Update: GBP/EUR Exchange Rate Pushes Higher as BoE Spilt on Interest Rates
While unsurprisingly the bank kept rates on hold this month, reports that two policymakers broke ranks and voted for a hike initially sent the GBP exchange rate soaring.
On top of this the bank’s policy statement alluded to the need for ‘ongoing tightening’, furthering lifting Sterling sentiment as it suggested to many that a May rate hike was likely on the cards.
However the Pound failed to stabilise at its best levels, with the GBP/EUR exchange rate slipping back as some investors felt the pairing had been overbought in the run up to the rate decision.
GBP/EUR Exchange Rate Poised to Rise if BoE Strikes a Hawkish Tone over Interest Rates
The Pound to Euro (GBP/EUR) exchange rate looks set to advance in today’s session as investors eagerly await the Bank of England’s (BoE) latest interest rate decision.
At the time of writing GBP/EUR is edging higher this morning, with the pairing having struck a new ten-month high in the build up to the BoE’s policy statement.
Interest Rate Speculation Helps to Strengthen Pound (GBP)
The Pound is edging higher against the Euro this morning in advance on what investors hope will be a hawkish outlook from the BoE at the conclusion of its latest policy meeting.
No policy changes are expected from the bank in following this month’s rate decision, but current market speculation suggests that a rate hike may be imminent.
The speculation heated up even further this week in the wake of some stronger-than-expected wage figures from the UK, with analysts suggesting this makes a strong case for the BoE to consider a hike as early as May.
Konstantinos Anthis, head of research at ADS Securities said:
‘Inflation rebounded higher last month, we noted good wage growth in yesterday’s employment report and there has even been progress in the Brexit negotiations.’
‘All these factors paint a positive outlook for the Pound and shape expectations for a bullish BoE message which will underpin investors’ hopes for a rate hike soon.’
Euro (EUR) Undermined by Slowing Private Sector Activity
At the same time the Euro was placed on the back foot this morning following the release of the Eurozone’s latest PMI figures.
According to data published by IHS Markit, activity in the bloc’s private sector continued to slow this month, with March’s composite PMI reading slumping from 57.1 to 55.3.
This was a far larger moderation in growth than had been forecast and saw the index fall to its lowest level since January 2017.
While the figures indicate the Eurozone continues to show healthy growth, the slowdown further suggests that last year’s robust rate of expansion may be coming to an end.

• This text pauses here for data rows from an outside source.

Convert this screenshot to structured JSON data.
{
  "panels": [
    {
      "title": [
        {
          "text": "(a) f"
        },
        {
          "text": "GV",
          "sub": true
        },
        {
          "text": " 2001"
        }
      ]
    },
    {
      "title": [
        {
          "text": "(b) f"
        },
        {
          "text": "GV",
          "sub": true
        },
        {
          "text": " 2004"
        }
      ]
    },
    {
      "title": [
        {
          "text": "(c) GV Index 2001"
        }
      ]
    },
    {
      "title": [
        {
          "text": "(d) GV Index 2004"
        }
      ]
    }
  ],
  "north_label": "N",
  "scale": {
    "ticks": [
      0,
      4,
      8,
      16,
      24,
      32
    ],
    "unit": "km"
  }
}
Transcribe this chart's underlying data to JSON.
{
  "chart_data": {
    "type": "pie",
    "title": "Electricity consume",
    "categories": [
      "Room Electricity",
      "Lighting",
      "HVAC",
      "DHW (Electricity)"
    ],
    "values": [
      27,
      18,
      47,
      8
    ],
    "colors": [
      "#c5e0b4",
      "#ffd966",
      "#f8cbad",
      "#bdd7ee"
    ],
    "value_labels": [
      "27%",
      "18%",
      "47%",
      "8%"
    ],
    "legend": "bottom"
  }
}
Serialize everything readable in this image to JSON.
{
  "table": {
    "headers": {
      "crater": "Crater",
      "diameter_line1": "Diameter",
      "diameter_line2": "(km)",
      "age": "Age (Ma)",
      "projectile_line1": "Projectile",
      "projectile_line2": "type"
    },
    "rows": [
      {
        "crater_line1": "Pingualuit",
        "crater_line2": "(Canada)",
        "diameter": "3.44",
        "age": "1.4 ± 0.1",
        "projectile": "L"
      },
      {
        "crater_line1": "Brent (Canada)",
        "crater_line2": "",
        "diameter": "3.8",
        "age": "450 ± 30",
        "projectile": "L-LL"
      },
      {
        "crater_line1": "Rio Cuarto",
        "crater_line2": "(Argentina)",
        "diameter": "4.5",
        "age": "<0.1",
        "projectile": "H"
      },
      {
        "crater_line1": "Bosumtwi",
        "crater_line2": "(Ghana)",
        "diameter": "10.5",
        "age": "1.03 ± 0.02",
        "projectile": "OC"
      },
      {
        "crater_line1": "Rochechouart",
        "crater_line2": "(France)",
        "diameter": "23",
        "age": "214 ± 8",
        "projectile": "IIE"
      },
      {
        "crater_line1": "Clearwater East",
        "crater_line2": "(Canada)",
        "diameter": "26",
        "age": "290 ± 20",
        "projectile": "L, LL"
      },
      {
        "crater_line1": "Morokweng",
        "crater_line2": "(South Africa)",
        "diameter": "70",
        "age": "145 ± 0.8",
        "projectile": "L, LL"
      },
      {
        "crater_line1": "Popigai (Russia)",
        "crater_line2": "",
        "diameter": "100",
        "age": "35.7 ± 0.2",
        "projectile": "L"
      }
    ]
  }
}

This was something that was not lost on currency markets, with the Euro sell-off helping to drive the GBP/EUR exchange rate to a new ten-month high.
Chris Williamson, Chief Business Economist at IHS Markit said:
‘While the first quarter average PMI reading remains relatively robust, indicative of GDP rising by 0.7 – 0.8%, the loss of momentum since the buoyant start to the year has been quite dramatic.’
GBP/EUR Exchange Rate Forecast: EU Summit to Undermine BoE Driven Gains?
The BoE’s rate decision won’t be the only event in focus for investors today, with movement in the GBP/EUR exchange rate also likely to be driven by Brexit sentiment as the latest EU summit gets underway.
The two-day summit will be a major test for Theresa May as she seeks to finalise a transition agreement with the EU, whilst also lobbying for the EU to allow trade talks to finally get underway.
The Pound is likely to face heavy losses on the resulting uncertainty, should she fail to secure either of these things.